Fake Net Neutrality & Keeping the Illusion of Democracy Alive and Well.

FCC Chairman Julius Genachowski is bringing new, "industry-written" "net neutrality" rules, that he's kept secret until the last possible moment, to a five-member panel, tomorrow, for a vote.  Are we supposed to believe that these rules - supposedly aimed at preventing the nation’s cable and Internet service providers from interfering with the empowering, open-to-innovation, leveling-the-playing-field nature of the internet - are real?   

Are we supposed to believe that FCC Chairman Julius Genachowski's "compromise", kept from the knowledge of any but the privileged isn't just another pretense to freedom of expression and freedom of thought? Pretense to "democracy"?

Well, since the nation's cable and telecommunications companies are pleased by the new rules, and they are signaling their support for Genachowski’s compromise dealthe answers to the aforementioned questions should be fairly clear.

Sen. Al Franken from Minnesota, called this issue "the most important free speech issue of our time", and, along with many other public interest and free speech groups, "slammed the rules as woefully inadquate to protect the public from the privations of an industry keen on turning the internet into a cyber-version of cable TV, with tiers and premium packages affordable by the wealthy."

This Tuesday is an important day in the fight to save the Internet.

As a source of innovation, an engine of our economy, and a forum for our political discourse, the Internet can only work if it's a truly level playing field. Small businesses should have the same ability to reach customers as powerful corporations. A blogger should have the same ability to find an audience as a media conglomerate.

This principle is called "net neutrality" -- and it's under attack. Internet service giants like Comcast and Verizon want to offer premium and privileged access to the Internet for corporations who can afford to pay for it.

The good news is that the Federal Communications Commission has the power to issue regulations that protect net neutrality. The bad news is that draft regulations written by FCC Chairman Julius Genachowski don't do that at all. They're worse than nothing.

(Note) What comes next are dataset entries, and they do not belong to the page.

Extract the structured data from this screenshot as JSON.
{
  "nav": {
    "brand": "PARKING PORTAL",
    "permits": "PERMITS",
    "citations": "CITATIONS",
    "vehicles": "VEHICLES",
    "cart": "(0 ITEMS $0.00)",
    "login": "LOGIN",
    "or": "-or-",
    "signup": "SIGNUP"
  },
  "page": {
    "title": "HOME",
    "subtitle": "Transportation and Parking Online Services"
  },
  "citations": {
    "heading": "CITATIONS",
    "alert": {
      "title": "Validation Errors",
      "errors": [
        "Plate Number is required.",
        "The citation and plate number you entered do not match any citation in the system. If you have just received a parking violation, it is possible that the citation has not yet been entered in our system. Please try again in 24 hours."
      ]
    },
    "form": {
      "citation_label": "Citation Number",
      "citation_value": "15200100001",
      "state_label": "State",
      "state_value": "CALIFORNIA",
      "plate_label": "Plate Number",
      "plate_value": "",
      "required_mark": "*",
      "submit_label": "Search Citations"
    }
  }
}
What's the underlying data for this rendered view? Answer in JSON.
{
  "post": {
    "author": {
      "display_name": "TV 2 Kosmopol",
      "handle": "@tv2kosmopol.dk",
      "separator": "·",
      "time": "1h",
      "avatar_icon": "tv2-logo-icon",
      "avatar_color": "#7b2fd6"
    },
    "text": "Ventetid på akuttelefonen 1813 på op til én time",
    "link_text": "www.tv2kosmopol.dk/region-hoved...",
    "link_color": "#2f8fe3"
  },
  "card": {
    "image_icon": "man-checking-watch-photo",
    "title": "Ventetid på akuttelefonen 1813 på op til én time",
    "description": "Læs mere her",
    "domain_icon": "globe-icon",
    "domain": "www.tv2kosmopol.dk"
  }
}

That's why Tuesday is such an important day. The FCC will be meeting to discuss those regulations, and we must make sure that its members understand that allowing corporations to control the Internet is simply unacceptable.
Once again, the government is intervening in ways that redistribute income, wealth, and opportunity upward. However, once that starts to become apparent, their actions will be cleverly disguised as the natural working of the free market, therefore, in our best interest.

1 comments:

Phil,  13:50  

Genachowski is a phony. His measure imposes far looser requirements on wireless broadband providers and wireless carriers should be subject to the same open Internet rules as wireline providers.

And he isn't proposing to reclassify broadband access as a Title II "telecommunications" service considering the Comcast case which leaves it vulnerable to legal challenges. Because in that matter, an appellate court ruled that the FCC lacked authority to sanction Comcast for violating neutrality principles because the agency had classified broadband as an information service.